I’ve never bought oxtail before. Not really sure why. But I saw the Hairy Bikers making oxtail soup on telly a few weeks ago so I added it to my meal plan. My butcher mentioned that he had a whole tray of oxtail that he could sell me for a tenner. The meat had gone a little dark. There was absolutely nothing wrong with it; still perfectly edible but it was due to be binned. What a waste! Beef darkens with age and it’s usually hung for a good while to mature anyway. Oxtail needs long, slow cooking so it really doesn’t matter if it’s getting a bit old. And I couldn’t let good meat be thrown away so I rescued it!
This is how much I used for the soup. I have another THREE bags like this in the freezer. What a bargain! If you’re on a tight budget and pretty confident in your cooking, it’s always worth asking the butcher what he’s got that’s nearing its shelf life. It might be pot luck but you can get some good deals.
I tweaked the Hairy Bikers’ recipe a bit to suit what I had in. I didn’t have any sherry (does anyone?!) and I’d run out of celery. Plus, quite frankly, I do not own a pot big enough to cope with the quantities of the original recipe so I left some bits out and used less stock. Anyway, here is how I did it…
2 tsp minced garlic
1 tsp dried thyme
2 bay leaves
300ml red wine
2 (ish) pints beef stock (made with 2 Oxo cubes)
2 tbs tomato purée
1 tbs Marmite
Pre-heat the oven to 170 degrees.
Trim any excess fat off the meat Put the oxtail and flour in a big lidded Tupperware box and season well. Put the lid on and give it a good shake until it’s got a good coating. Then brown in a large frying pan.
When it has a good colour all over, set aside in a large, deep, ovenproof lidded casserole dish or pan (one that can go on the hob and in the oven).
In the same frying pan as before (less washing up!) gently soften the onion, garlic and carrots for about 10 minutes.
Meanwhile, add the thyme, bay leaves, tomato purée, red wine and stock to the dish containing the browned meat.
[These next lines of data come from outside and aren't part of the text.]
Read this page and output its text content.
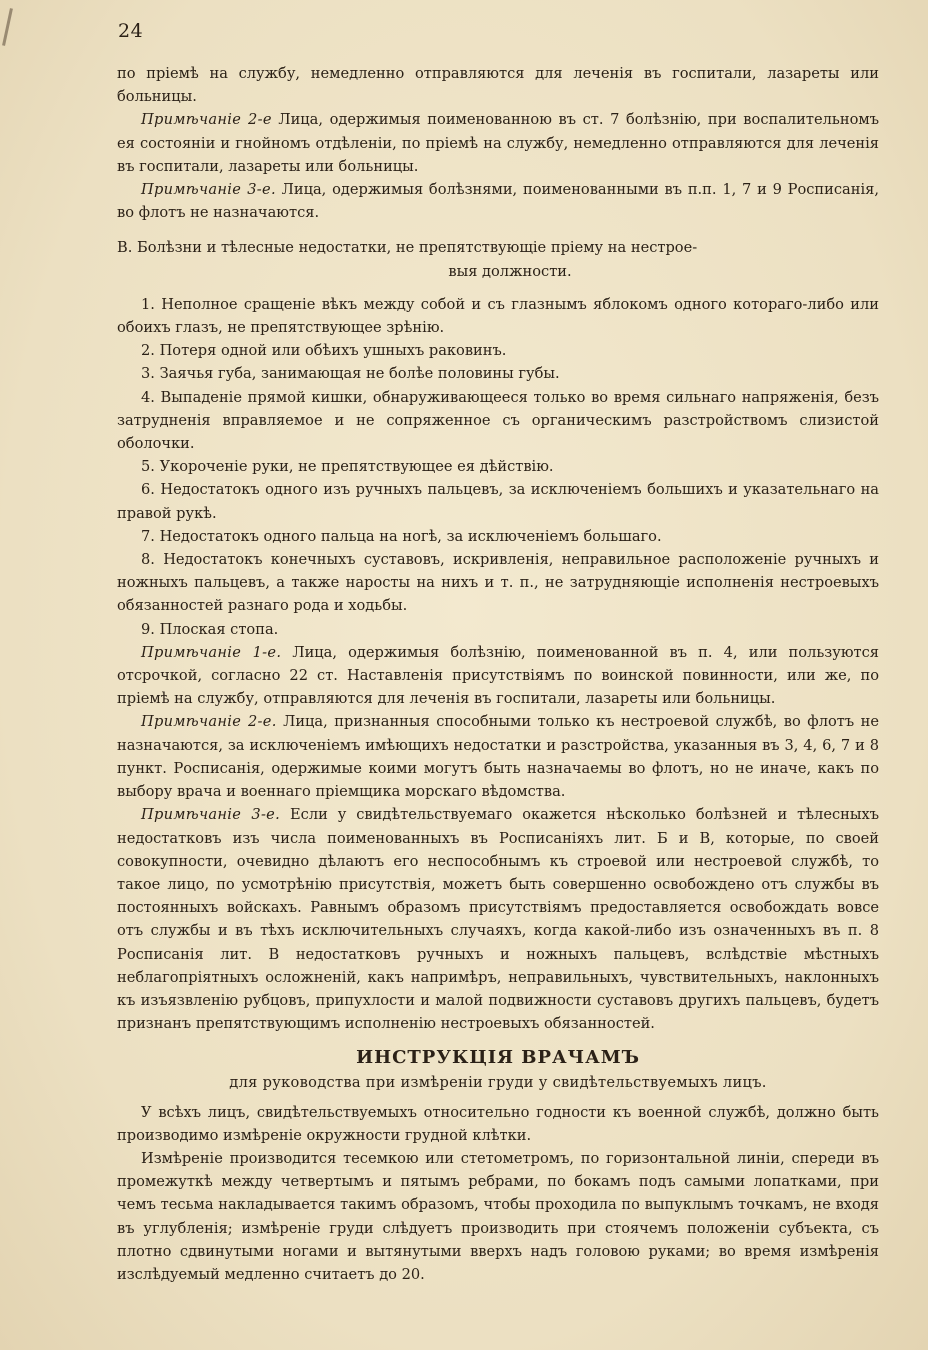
24

по пріемѣ на службу, немедленно отправляются для леченія въ госпитали, лазареты или больницы.

Примѣчаніе 2-е Лица, одержимыя поименованною въ ст. 7 болѣзнію, при воспалительномъ ея состояніи и гнойномъ отдѣленіи, по пріемѣ на службу, немедленно отправляются для леченія въ госпитали, лазареты или больницы.

Примѣчаніе 3-е. Лица, одержимыя болѣзнями, поименованными въ п.п. 1, 7 и 9 Росписанія, во флотъ не назначаются.

В. Болѣзни и тѣлесные недостатки, не препятствующіе пріему на нестрое-
выя должности.

1. Неполное сращеніе вѣкъ между собой и съ глазнымъ яблокомъ одного котораго-либо или обоихъ глазъ, не препятствующее зрѣнію.

2. Потеря одной или обѣихъ ушныхъ раковинъ.

3. Заячья губа, занимающая не болѣе половины губы.

4. Выпаденіе прямой кишки, обнаруживающееся только во время сильнаго напряженія, безъ затрудненія вправляемое и не сопряженное съ органическимъ разстройствомъ слизистой оболочки.

5. Укороченіе руки, не препятствующее ея дѣйствію.

6. Недостатокъ одного изъ ручныхъ пальцевъ, за исключеніемъ большихъ и указательнаго на правой рукѣ.

7. Недостатокъ одного пальца на ногѣ, за исключеніемъ большаго.

8. Недостатокъ конечныхъ суставовъ, искривленія, неправильное расположеніе ручныхъ и ножныхъ пальцевъ, а также наросты на нихъ и т. п., не затрудняющіе исполненія нестроевыхъ обязанностей разнаго рода и ходьбы.

9. Плоская стопа.

Примѣчаніе 1-е. Лица, одержимыя болѣзнію, поименованной въ п. 4, или пользуются отсрочкой, согласно 22 ст. Наставленія присутствіямъ по воинской повинности, или же, по пріемѣ на службу, отправляются для леченія въ госпитали, лазареты или больницы.

Примѣчаніе 2-е. Лица, признанныя способными только къ нестроевой службѣ, во флотъ не назначаются, за исключеніемъ имѣющихъ недостатки и разстройства, указанныя въ 3, 4, 6, 7 и 8 пункт. Росписанія, одержимые коими могутъ быть назначаемы во флотъ, но не иначе, какъ по выбору врача и военнаго пріемщика морскаго вѣдомства.

Примѣчаніе 3-е. Если у свидѣтельствуемаго окажется нѣсколько болѣзней и тѣлесныхъ недостатковъ изъ числа поименованныхъ въ Росписаніяхъ лит. Б и В, которые, по своей совокупности, очевидно дѣлаютъ его неспособнымъ къ строевой или нестроевой службѣ, то такое лицо, по усмотрѣнію присутствія, можетъ быть совершенно освобождено отъ службы въ постоянныхъ войскахъ. Равнымъ образомъ присутствіямъ предоставляется освобождать вовсе отъ службы и въ тѣхъ исключительныхъ случаяхъ, когда какой-либо изъ означенныхъ въ п. 8 Росписанія лит. В недостатковъ ручныхъ и ножныхъ пальцевъ, вслѣдствіе мѣстныхъ неблагопріятныхъ осложненій, какъ напримѣръ, неправильныхъ, чувствительныхъ, наклонныхъ къ изъязвленію рубцовъ, припухлости и малой подвижности суставовъ другихъ пальцевъ, будетъ признанъ препятствующимъ исполненію нестроевыхъ обязанностей.

ИНСТРУКЦІЯ ВРАЧАМЪ

для руководства при измѣреніи груди у свидѣтельствуемыхъ лицъ.

У всѣхъ лицъ, свидѣтельствуемыхъ относительно годности къ военной службѣ, должно быть производимо измѣреніе окружности грудной клѣтки.

Измѣреніе производится тесемкою или стетометромъ, по горизонтальной линіи, спереди въ промежуткѣ между четвертымъ и пятымъ ребрами, по бокамъ подъ самыми лопатками, при чемъ тесьма накладывается такимъ образомъ, чтобы проходила по выпуклымъ точкамъ, не входя въ углубленія; измѣреніе груди слѣдуетъ производить при стоячемъ положеніи субъекта, съ плотно сдвинутыми ногами и вытянутыми вверхъ надъ головою руками; во время измѣренія изслѣдуемый медленно считаетъ до 20.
When the vegetables are softened, add those too to the dish and give it all a stir.
Bring to the boil and then simmer for a few minutes. Put the lid on the dish and place in the middle of the oven for three hours. Check it halfway through and give it a stir. And more hot water from the kettle, if need be.
When the time is up, take the oxtail chunks out of the pan and set aside to cool for a few minutes. Return the pan to the hob on a low heat. Use a bit of kitchen paper to soak up any fat floating on top of the soup. Oxtail is naturally quite fatty but you don’t really want to eat it.
The meat should be very easy to flake away from the bones. Be careful to pick out any fatty or gristly bits.
Return the meat to the pan of soup, stir in the Marmite, and simmer for another 15 minutes or so. If you feel the soup is too thick, top up with hot water from the kettle.
And there you have it. Rich oxtail soup. Bears absolutely no resemblance to the tinned stuff.